Can I connect to Vertica and HDFS in the same project using dbt core?

44 views Asked by At

I want to connect to Vertica and HDFS in the same project. I created a dbt project with command dbt init and try to connect to Vertica. It works but I don't know how to connect to hdfs to read data and load it to Vertica.
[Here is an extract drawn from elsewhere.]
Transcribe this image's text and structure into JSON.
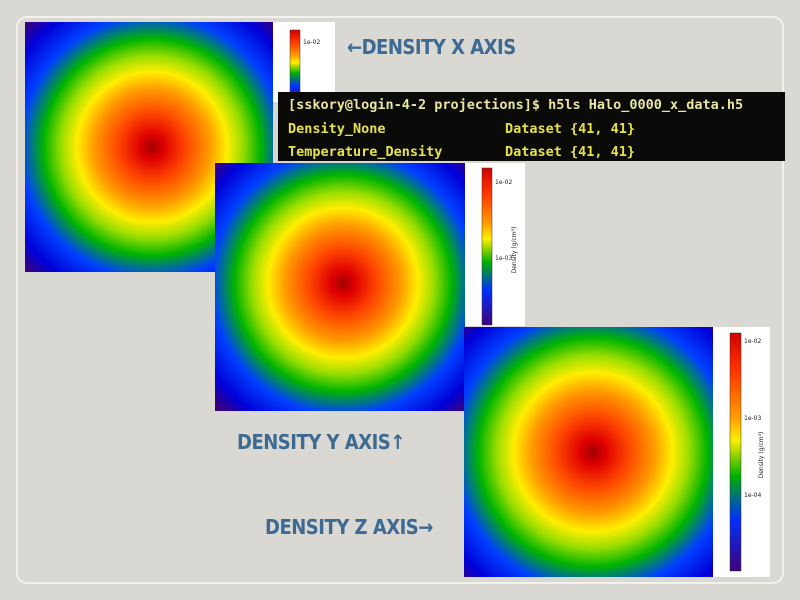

I need to read and load data from HDFS to Vertica database. Is it possible?

1

There are 1 answers

0
marcothesane On BEST ANSWER

You could start reading the docu here: https://docs.vertica.com/23.4.x/en/data-load/working-with-external-data/creating-external-tables/

An example for Parquet on HDFS:

Step 1: Let Vertica infer the Parquet file's definition:

\a
Output format is unaligned.
\t
Showing only tuples.
SELECT infer_table_ddl(
  'hdfs:///data/tpch/region/'
||'3d5f4653-v_sbx_node0001-140498341713664-0.parquet' 
  USING PARAMETERS 
    format     = 'Parquet'
  , table_name = 'region'
  , table_type ='external'
)
vsql:infer.sql:7: WARNING 9311:  This generated statement contains one or more varchar/varbinary columns which default to length 80
create external table "region"(
  "r_regionkey" int, 
  "r_name" varchar, 
  "r_comment" varchar
) as copy from 'hdfs:///data/tpch/region/3d5f4653-v_sbx_node0001-140498341713664-0.parquet' parquet;

I would then suggest that you change the generated DDL statement to reflect the maximum lengths of r_name and r_comment (varchar(25) and varchar(152) , for example) before running it.

Once the command is executed, you can select from region as if it were a normal table.